After receiving a briefing from Secretary Privatisation Commission, Prime Minister Imran Khan directed that the process must be completed within the timeline with better inter-ministerial coordination, adding that the sale of all non-profitable entities is in the national interest. The Prime Minister would do well to acknowledge that these directives are at odds with not only the loan agreement signed by his economic team leaders with the International Monetary Fund (IMF) but also his party's earlier commitments with respect to state-owned entities.
The budget 2019-20, a document that was approved by the International Monetary Fund (IMF) as a prior condition, indicated privatisation proceeds of 150 billion rupees during the current year. With the inability of the Federal Board of Revenue (FBR) to meet the grossly unrealistic target of 5.23 trillion rupees, revised downward from the original 5.5 trillion rupees after the first review, the need to generate non-tax revenue was under active consideration by the economic team leaders with the Prime Minister's Adviser on Finance Dr Hafeez Sheikh publicly stating that higher than budgeted privatisation proceeds and State Bank of Pakistan profits would meet the revenue shortfall. During his address to parliament recently, Dr Sheikh pledged that non-tax revenue would generate an additional 1,500 billion rupees in the remaining period of the current year, as unrealistic as the original tax revenue target, and though he did not mention privatisation proceeds as being a major contributor yet it stands to reason that privatisation would have to contribute a lot more than what was budgeted to meet the IMF's second review conditions.

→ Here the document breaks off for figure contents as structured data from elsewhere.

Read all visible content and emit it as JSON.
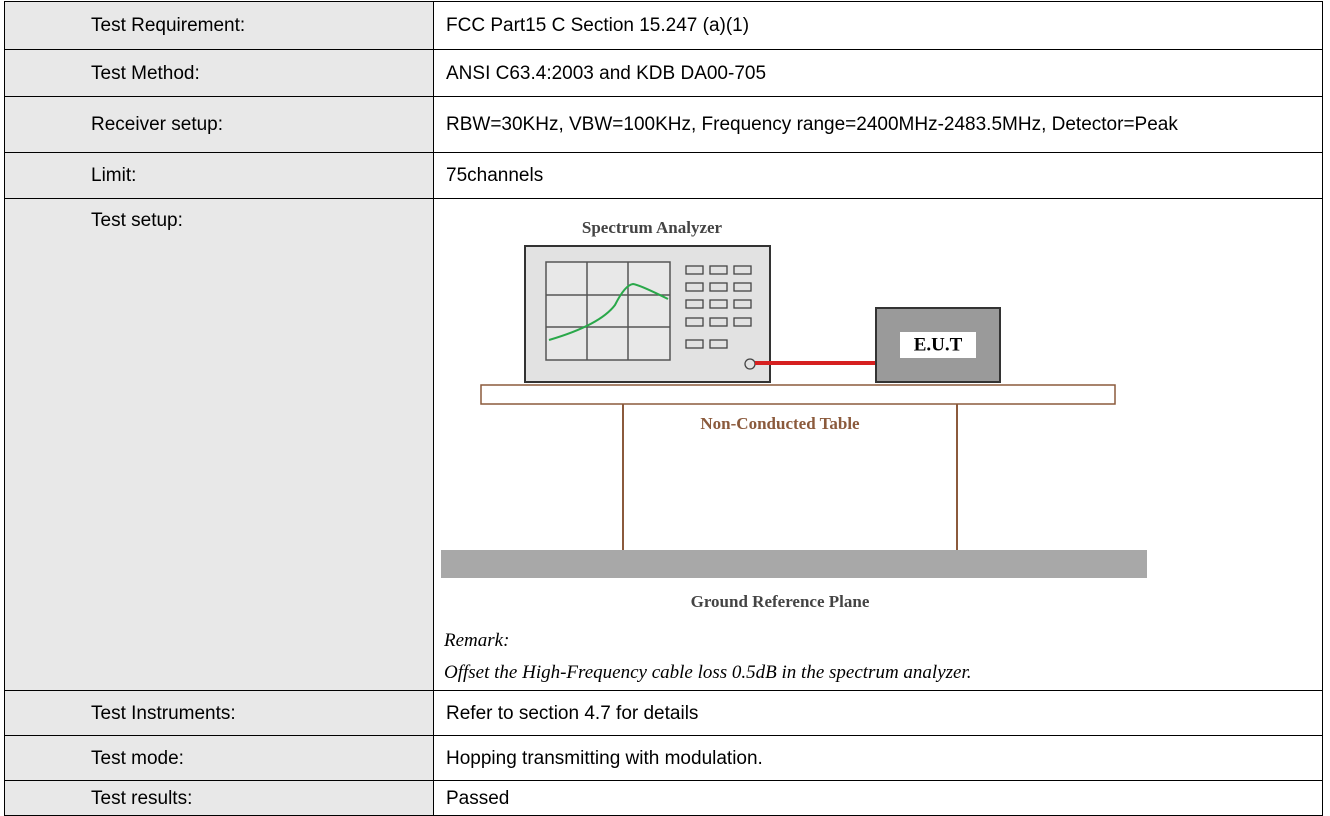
{
  "table": {
    "rows": [
      {
        "label": "Test Requirement:",
        "value": "FCC Part15 C Section 15.247 (a)(1)"
      },
      {
        "label": "Test Method:",
        "value": "ANSI C63.4:2003 and KDB DA00-705"
      },
      {
        "label": "Receiver setup:",
        "value": "RBW=30KHz, VBW=100KHz, Frequency range=2400MHz-2483.5MHz, Detector=Peak"
      },
      {
        "label": "Limit:",
        "value": "75channels"
      },
      {
        "label": "Test setup:"
      },
      {
        "label": "Test Instruments:",
        "value": "Refer to section 4.7 for details"
      },
      {
        "label": "Test mode:",
        "value": "Hopping transmitting with modulation."
      },
      {
        "label": "Test results:",
        "value": "Passed"
      }
    ]
  },
  "setup": {
    "analyzer": "Spectrum Analyzer",
    "eut": "E.U.T",
    "table": "Non-Conducted Table",
    "ground": "Ground Reference Plane",
    "remark_title": "Remark:",
    "remark": "Offset the High-Frequency cable loss 0.5dB in the spectrum analyzer."
  }
}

While the IMF is preparing the second review documents which would provide details of what was actually agreed between the IMF and the economic team leaders yet one would hope that the Prime Minister, who recently commended his economic team leaders for convincing the Fund staff that there would be no mini-budget this year, seeks detailed information from his team leaders. Economic compulsions may account for the government's decision to increase reliance on privatisation proceeds, and in turn may account for abandonment of Pakistan Tehrik-i-Insaaf's ideological commitment to set up a Sarmaya Pakistan fund (set up during Asad Umar's tenure as the finance minister) though with grossly inadequate funding but there is little evidence of any progress given that the government in the IMF loan documents claims it is consulting with the Fund to ensure adequate governance and proper safeguards are in place. Be that as it may, the privatisation process cannot be fast tracked as past experience shows as it is invariably followed not only by lengthy litigation but also by crippling strike actions. And finally, with a few wealthy families/corporations able to buy SOEs the charge of selling the family silver at throwaway prices may be as applicable today as it was during previous administrations.

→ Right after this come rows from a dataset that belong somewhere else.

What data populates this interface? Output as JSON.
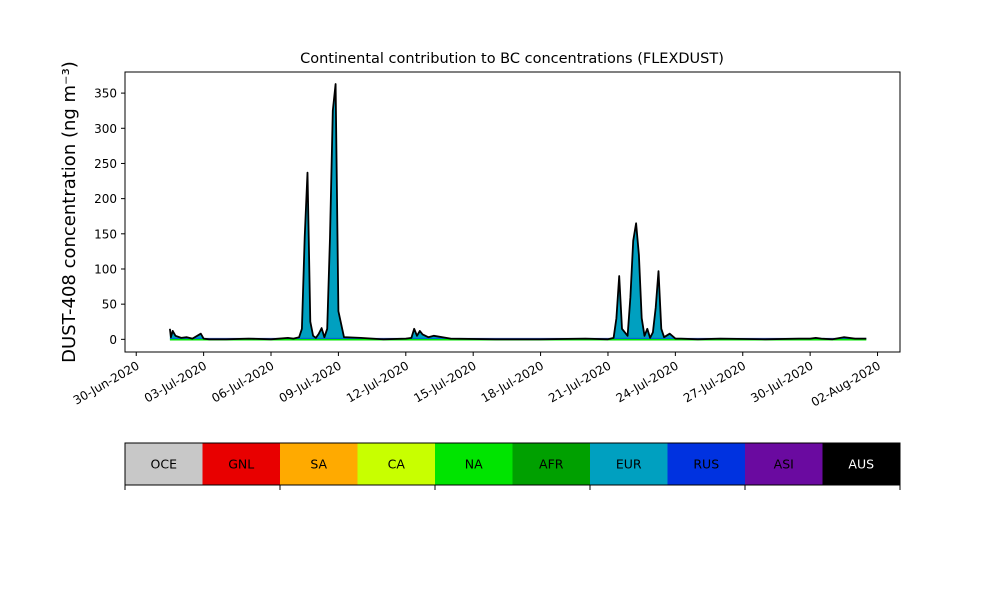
{
  "chart_data": {
    "type": "area",
    "title": "Continental contribution to BC concentrations (FLEXDUST)",
    "ylabel": "DUST-408 concentration (ng m⁻³)",
    "xlabel": "",
    "ylim": [
      -18,
      380
    ],
    "xlim": [
      "2020-06-29T12:00",
      "2020-08-03T00:00"
    ],
    "yticks": [
      0,
      50,
      100,
      150,
      200,
      250,
      300,
      350
    ],
    "xticks": [
      "30-Jun-2020",
      "03-Jul-2020",
      "06-Jul-2020",
      "09-Jul-2020",
      "12-Jul-2020",
      "15-Jul-2020",
      "18-Jul-2020",
      "21-Jul-2020",
      "24-Jul-2020",
      "27-Jul-2020",
      "30-Jul-2020",
      "02-Aug-2020"
    ],
    "dominant_series": "EUR",
    "x": [
      "2020-07-01T12:00",
      "2020-07-01T13:00",
      "2020-07-01T15:00",
      "2020-07-01T18:00",
      "2020-07-02T00:00",
      "2020-07-02T06:00",
      "2020-07-02T12:00",
      "2020-07-02T21:00",
      "2020-07-03T00:00",
      "2020-07-03T06:00",
      "2020-07-04T00:00",
      "2020-07-05T00:00",
      "2020-07-06T00:00",
      "2020-07-06T18:00",
      "2020-07-07T00:00",
      "2020-07-07T06:00",
      "2020-07-07T09:00",
      "2020-07-07T12:00",
      "2020-07-07T15:00",
      "2020-07-07T18:00",
      "2020-07-07T21:00",
      "2020-07-08T00:00",
      "2020-07-08T03:00",
      "2020-07-08T06:00",
      "2020-07-08T09:00",
      "2020-07-08T12:00",
      "2020-07-08T15:00",
      "2020-07-08T18:00",
      "2020-07-08T21:00",
      "2020-07-09T00:00",
      "2020-07-09T06:00",
      "2020-07-10T00:00",
      "2020-07-11T00:00",
      "2020-07-12T00:00",
      "2020-07-12T06:00",
      "2020-07-12T09:00",
      "2020-07-12T12:00",
      "2020-07-12T15:00",
      "2020-07-12T18:00",
      "2020-07-13T00:00",
      "2020-07-13T06:00",
      "2020-07-14T00:00",
      "2020-07-16T00:00",
      "2020-07-18T00:00",
      "2020-07-20T00:00",
      "2020-07-21T00:00",
      "2020-07-21T06:00",
      "2020-07-21T09:00",
      "2020-07-21T12:00",
      "2020-07-21T15:00",
      "2020-07-21T21:00",
      "2020-07-22T00:00",
      "2020-07-22T03:00",
      "2020-07-22T06:00",
      "2020-07-22T09:00",
      "2020-07-22T12:00",
      "2020-07-22T15:00",
      "2020-07-22T18:00",
      "2020-07-22T21:00",
      "2020-07-23T00:00",
      "2020-07-23T03:00",
      "2020-07-23T06:00",
      "2020-07-23T09:00",
      "2020-07-23T12:00",
      "2020-07-23T18:00",
      "2020-07-24T00:00",
      "2020-07-24T06:00",
      "2020-07-25T00:00",
      "2020-07-26T00:00",
      "2020-07-28T00:00",
      "2020-07-29T12:00",
      "2020-07-30T00:00",
      "2020-07-30T06:00",
      "2020-07-30T12:00",
      "2020-07-31T00:00",
      "2020-07-31T12:00",
      "2020-08-01T00:00",
      "2020-08-01T12:00"
    ],
    "total": [
      15,
      3,
      12,
      5,
      2,
      3,
      1,
      8,
      1,
      0,
      0,
      1,
      0,
      2,
      1,
      3,
      15,
      145,
      237,
      25,
      5,
      2,
      8,
      16,
      3,
      15,
      145,
      325,
      363,
      40,
      3,
      2,
      0,
      1,
      2,
      15,
      5,
      12,
      7,
      3,
      5,
      1,
      0,
      0,
      1,
      0,
      2,
      30,
      90,
      15,
      5,
      60,
      140,
      165,
      120,
      30,
      5,
      15,
      2,
      10,
      45,
      97,
      15,
      3,
      8,
      1,
      1,
      0,
      1,
      0,
      1,
      1,
      2,
      1,
      0,
      3,
      1,
      1
    ],
    "series_colors": {
      "OCE": "#c8c8c8",
      "GNL": "#e80000",
      "SA": "#ffaa00",
      "CA": "#c8ff00",
      "NA": "#00e400",
      "AFR": "#00a000",
      "EUR": "#00a0c0",
      "RUS": "#0032e0",
      "ASI": "#6a0aa0",
      "AUS": "#000000"
    },
    "legend": [
      {
        "name": "OCE",
        "color": "#c8c8c8",
        "text_color": "#000000"
      },
      {
        "name": "GNL",
        "color": "#e80000",
        "text_color": "#000000"
      },
      {
        "name": "SA",
        "color": "#ffaa00",
        "text_color": "#000000"
      },
      {
        "name": "CA",
        "color": "#c8ff00",
        "text_color": "#000000"
      },
      {
        "name": "NA",
        "color": "#00e400",
        "text_color": "#000000"
      },
      {
        "name": "AFR",
        "color": "#00a000",
        "text_color": "#000000"
      },
      {
        "name": "EUR",
        "color": "#00a0c0",
        "text_color": "#000000"
      },
      {
        "name": "RUS",
        "color": "#0032e0",
        "text_color": "#000000"
      },
      {
        "name": "ASI",
        "color": "#6a0aa0",
        "text_color": "#000000"
      },
      {
        "name": "AUS",
        "color": "#000000",
        "text_color": "#ffffff"
      }
    ]
  }
}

Imran Khan's directives emphasised the sell-off of non-profitable institutions. This indicates the Prime Minister's objective is to reduce the heavy burden on the exchequer of annual budgetary allocations to poorly performing state-owned entities (SOEs); however, he would be well advised to expedite action on three white elephants accounting for the bulk of the annual budgetary support: (i) Pakistan Railways; (ii) Pakistan Steel Mills; and (iii) Pakistan International Airlines. Eighteen months into his administration and little improvement in governance is visible in any of these three entities.
To conclude, while privatisation appears to be the easy solution to meeting the revenue shortfall yet Dr Hafeez Sheikh must surely be aware that it is a policy fraught with legal issues and therefore must not be hurried. There is also a need to sell only after assessing the stream of future revenue in the case of profitable SOEs that privatisation would deprive the government of instead of merely trying to meet the total revenue target agreed with the Fund.